Tari Wali Ciptaan Dewa Brahma Keunikan Bali

Bali Dance - Source




Kesenian dalam perspektif Hindu di Bali mempunyai kedudukan yang sangat mendasar, karena tidak dapat dipisahkan dari relegius masyarakat Hindu di Bali. Upacara di pura-pura (tempat suci) juga tidak lepas dari kesenian seperti seni suara, tari, karawitan, seni lukis, seni rupa, dan sastra. Candi-candi, pura-pura dan lain-lainya dibangun sedemikian rupa sebagai ungkapan rasa estetika, etika, dan sikap relegius dari para umat penganut Hindu di Bali. Pregina atau penari dalam semangat ngayah atau bekerja tanpa pamerih mempersembahkan kesenian tersebut sebagai wujud bhakti kehadapan Ida Sang Hyang Widhi Wasa (Tuhan). Di dalamnya ada rasa bhakti dan pengabdian sebagai wujud kerinduan ingin bertemu dengan sumber seni itu sendiri dan seniman ingin sekali menjadi satu dengan seni itu karena sesungguhnya tiap-tiap insan di dunia ini adalah percikan seni.
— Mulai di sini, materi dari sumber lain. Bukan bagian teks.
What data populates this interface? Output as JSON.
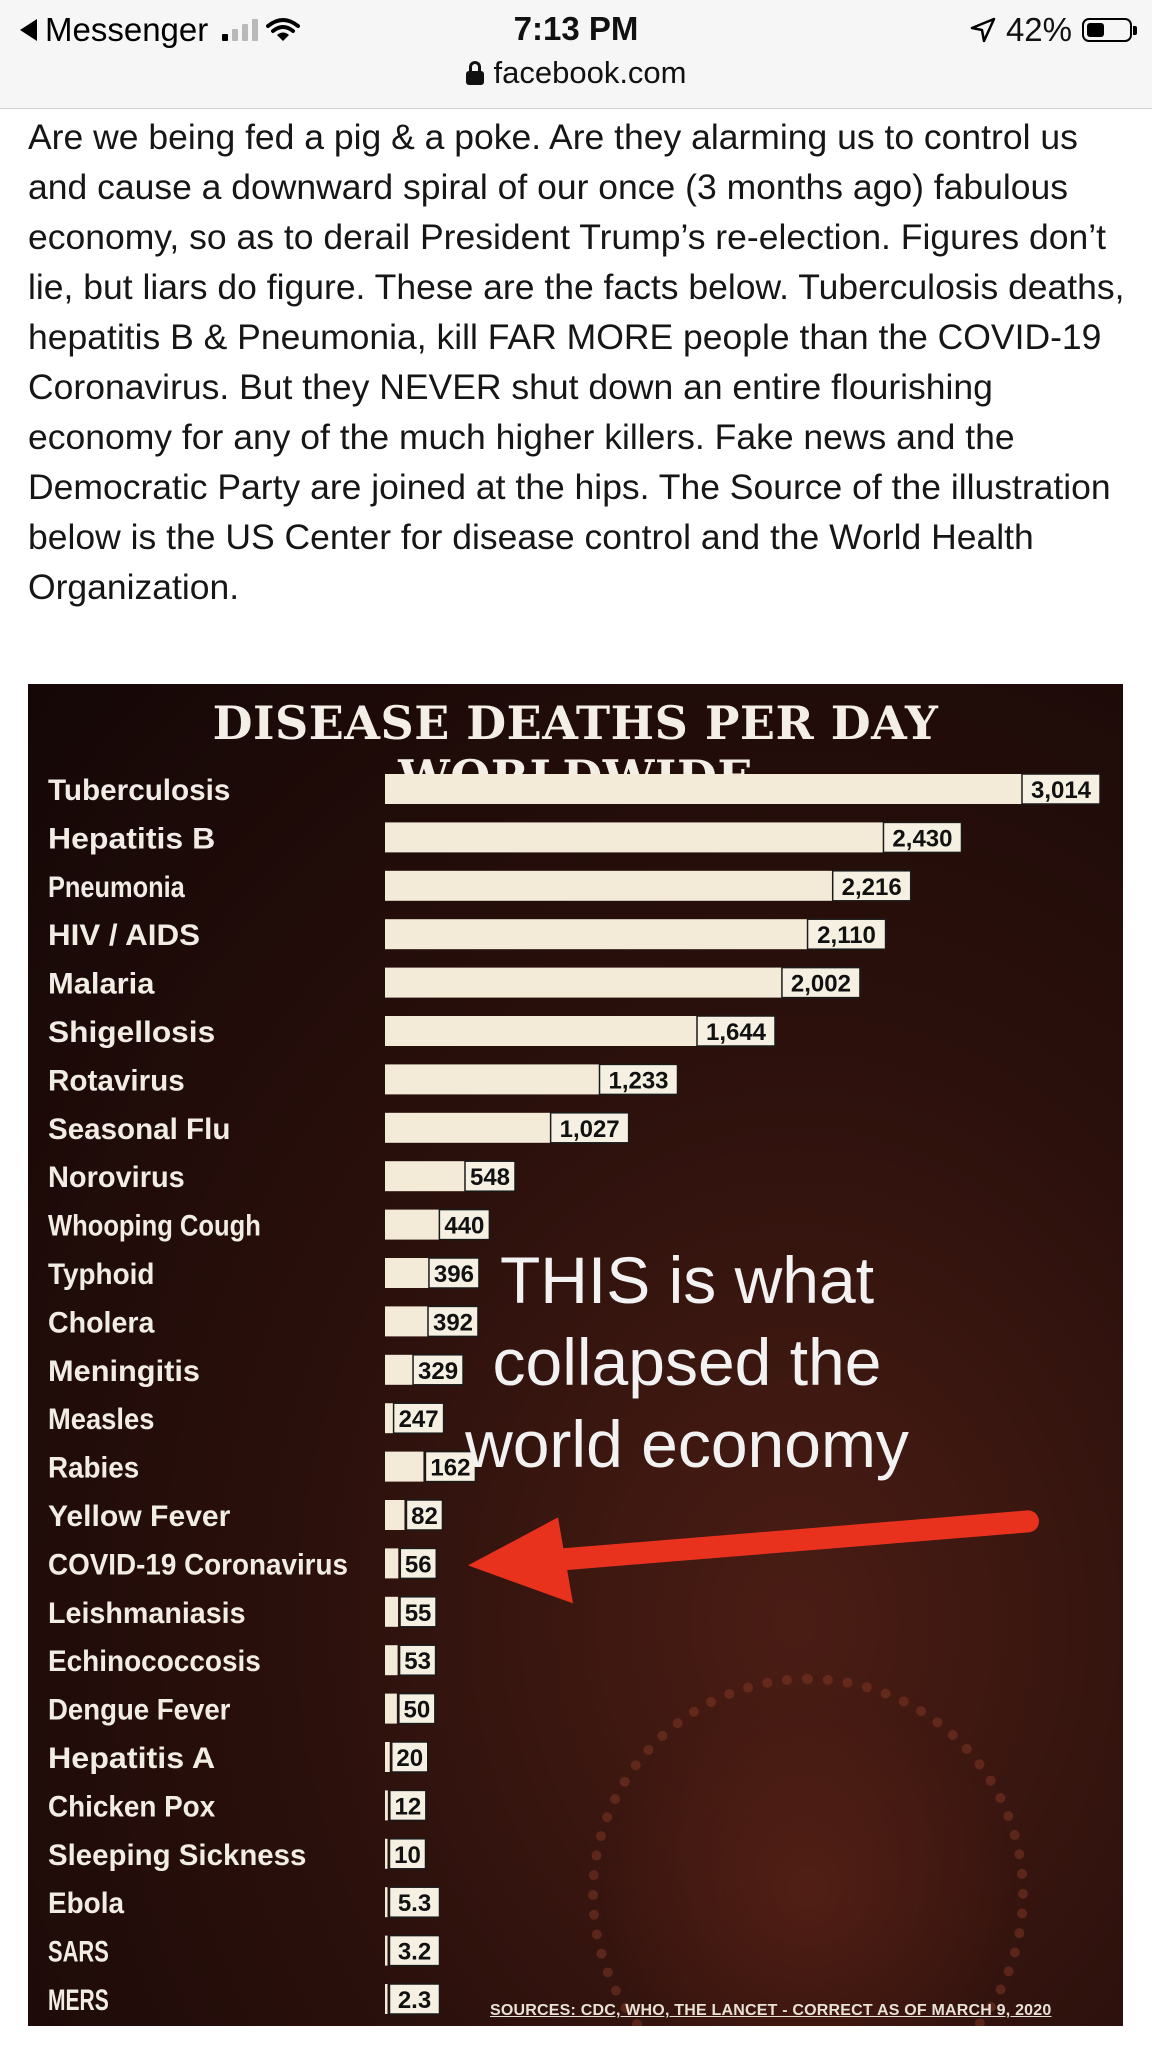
{
  "status_bar": {
    "back_app": "Messenger",
    "time": "7:13 PM",
    "battery": "42%",
    "battery_level": 0.42,
    "url": "facebook.com",
    "icons": [
      "back-triangle-icon",
      "signal-bars-icon",
      "wifi-icon",
      "location-arrow-icon",
      "battery-icon",
      "lock-icon"
    ]
  },
  "post": {
    "text": "Are we being fed a pig & a poke. Are they alarming us to control us and cause a downward spiral of our once (3 months ago) fabulous economy, so as to derail President Trump’s re-election. Figures don’t lie, but liars do figure. These are the facts below. Tuberculosis deaths, hepatitis B & Pneumonia, kill FAR MORE people than the COVID-19 Coronavirus. But they NEVER shut down an entire flourishing economy for any of the much higher killers. Fake news and the Democratic Party are joined at the hips. The Source of the illustration below is the US Center for disease control and the World Health Organization."
  },
  "infographic": {
    "overlay_text": "THIS is what collapsed the world economy",
    "sources": "SOURCES: CDC, WHO, THE LANCET - CORRECT AS OF MARCH 9, 2020",
    "colors": {
      "bar": "#f3ead8",
      "arrow": "#e8321e",
      "background": "#2b100c"
    }
  },
  "chart_data": {
    "type": "bar",
    "orientation": "horizontal",
    "title": "DISEASE DEATHS PER DAY WORLDWIDE",
    "categories": [
      "Tuberculosis",
      "Hepatitis B",
      "Pneumonia",
      "HIV / AIDS",
      "Malaria",
      "Shigellosis",
      "Rotavirus",
      "Seasonal Flu",
      "Norovirus",
      "Whooping Cough",
      "Typhoid",
      "Cholera",
      "Meningitis",
      "Measles",
      "Rabies",
      "Yellow Fever",
      "COVID-19 Coronavirus",
      "Leishmaniasis",
      "Echinococcosis",
      "Dengue Fever",
      "Hepatitis A",
      "Chicken Pox",
      "Sleeping Sickness",
      "Ebola",
      "SARS",
      "MERS"
    ],
    "values": [
      3014,
      2430,
      2216,
      2110,
      2002,
      1644,
      1233,
      1027,
      548,
      440,
      396,
      392,
      329,
      247,
      162,
      82,
      56,
      55,
      53,
      50,
      20,
      12,
      10,
      5.3,
      3.2,
      2.3
    ],
    "value_labels": [
      "3,014",
      "2,430",
      "2,216",
      "2,110",
      "2,002",
      "1,644",
      "1,233",
      "1,027",
      "548",
      "440",
      "396",
      "392",
      "329",
      "247",
      "162",
      "82",
      "56",
      "55",
      "53",
      "50",
      "20",
      "12",
      "10",
      "5.3",
      "3.2",
      "2.3"
    ],
    "xlim": [
      0,
      3014
    ],
    "grid": false,
    "legend": "none"
  }
}
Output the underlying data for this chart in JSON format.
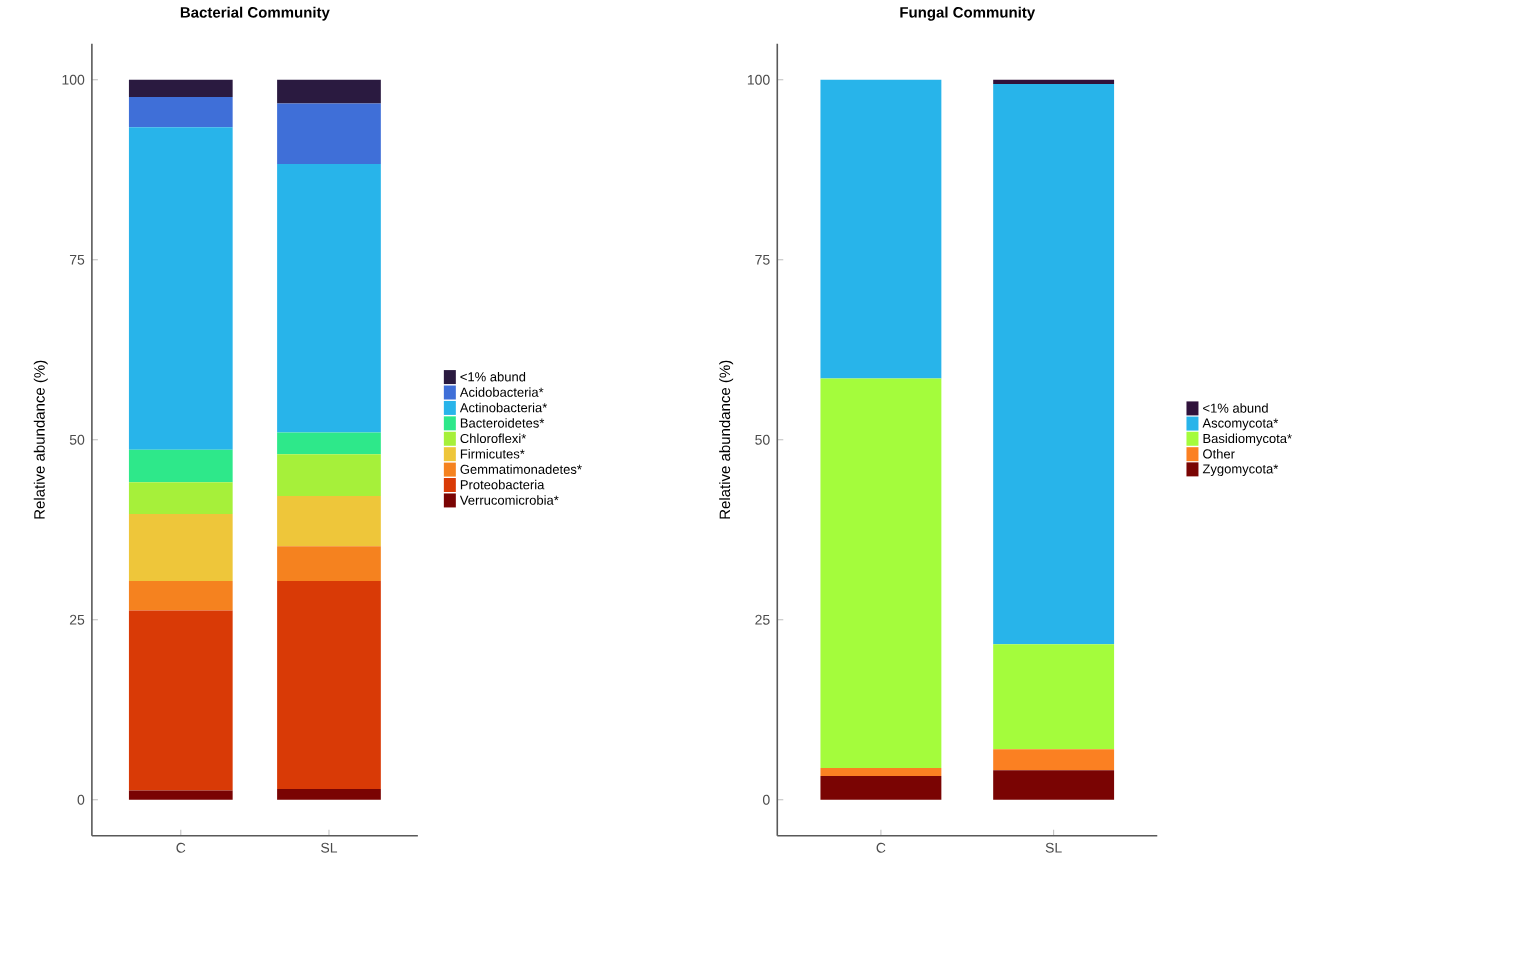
{
  "chart_data": [
    {
      "type": "bar",
      "title": "Bacterial Community",
      "ylabel": "Relative abundance (%)",
      "categories": [
        "C",
        "SL"
      ],
      "stacked": true,
      "legend": "right",
      "grid": false,
      "ylim": [
        -5,
        105
      ],
      "yticks": [
        0,
        25,
        50,
        75,
        100
      ],
      "series": [
        {
          "name": "Verrucomicrobia*",
          "color": "#7a0403",
          "values": [
            1.3,
            1.5
          ]
        },
        {
          "name": "Proteobacteria",
          "color": "#d93a06",
          "values": [
            25.0,
            28.9
          ]
        },
        {
          "name": "Gemmatimonadetes*",
          "color": "#f5821f",
          "values": [
            4.1,
            4.8
          ]
        },
        {
          "name": "Firmicutes*",
          "color": "#eec63a",
          "values": [
            9.3,
            7.0
          ]
        },
        {
          "name": "Chloroflexi*",
          "color": "#a6f03a",
          "values": [
            4.4,
            5.8
          ]
        },
        {
          "name": "Bacteroidetes*",
          "color": "#2ee88a",
          "values": [
            4.5,
            3.0
          ]
        },
        {
          "name": "Actinobacteria*",
          "color": "#28b4ea",
          "values": [
            44.8,
            37.3
          ]
        },
        {
          "name": "Acidobacteria*",
          "color": "#3f6fd8",
          "values": [
            4.2,
            8.4
          ]
        },
        {
          "name": "<1% abund",
          "color": "#2a1a40",
          "values": [
            2.4,
            3.3
          ]
        }
      ]
    },
    {
      "type": "bar",
      "title": "Fungal Community",
      "ylabel": "Relative abundance (%)",
      "categories": [
        "C",
        "SL"
      ],
      "stacked": true,
      "legend": "right",
      "grid": false,
      "ylim": [
        -5,
        105
      ],
      "yticks": [
        0,
        25,
        50,
        75,
        100
      ],
      "series": [
        {
          "name": "Zygomycota*",
          "color": "#7a0403",
          "values": [
            3.3,
            4.1
          ]
        },
        {
          "name": "Other",
          "color": "#fb8022",
          "values": [
            1.1,
            2.9
          ]
        },
        {
          "name": "Basidiomycota*",
          "color": "#a4fc3c",
          "values": [
            54.1,
            14.6
          ]
        },
        {
          "name": "Ascomycota*",
          "color": "#28b4ea",
          "values": [
            41.5,
            77.8
          ]
        },
        {
          "name": "<1% abund",
          "color": "#30123b",
          "values": [
            0,
            0.6
          ]
        }
      ]
    }
  ]
}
Dengan sifat religius masyarakat dan juga ajaran agama Hindu yang universal dan semua penganut dapat mengekspresikan keyakinan terhadap Hyang Maha Kuasa, maka banyaklah timbul berbagai kesenian yang dikaitkan dengan pemujaan. Banyak tumbuh suatu kesenian yang memang ditujukan untuk suatu pemujaan tertentu, atau juga sebagai pelengkap dari pemujaan tersebut. Selain itu pula berkembang suatu seni pertunjukkan yang sifatnya menghibur. Dari kebebasan berekspresi dalam rangka pemujaan maupun sebagai pendukung dari suatu ritual tertentu, maka di Bali ada digolongkan menjadi dua buah sifat pertunjukkan atau seni. Yakni seni wali yang disakralkan dan juga seni yang tidak sakral atau disebut profan yang hanya berfungsi sebagai tontonan atau hiburan belaka.
Tari sakral atau tari wali adalah tari yang dipentaskan dalam rangka suatu karya atau yadnya atau rangkaian ritual tertentu, dan tarian tersebut biasanya disucikan. Kesucian dari tarian tersebut dapat pada peralatan yang dipergunakan seperti tari pendet yakni pada canang sari, pasepan, dan tetabuhan yang dibawa. Pada tari Rejang misalnya pada gelungannya serta benang penuntun yang dililitkan pada tubuh penari (khusus rejang renteng). Topeng Sidakarya yakni pada bentuk tapel, kekereb, beras sekarura, dan lain-lainnya. Jadi semua itu tidak dapat digunakan sembarangan. Atau kesakralannya dapat juga pada si penari itu sendiri, misalnya seorang penari rejang atau penari sanghyang yang mengharuskan menggunakan penari yang masih muda dan belum pernah kawin atau belum haid. Atau dapat juga seorang penari dapat menarikan tarian sakral sebelumnya harus dilakukan pewintenan (upacara penyucian diri) terlebih dahulu.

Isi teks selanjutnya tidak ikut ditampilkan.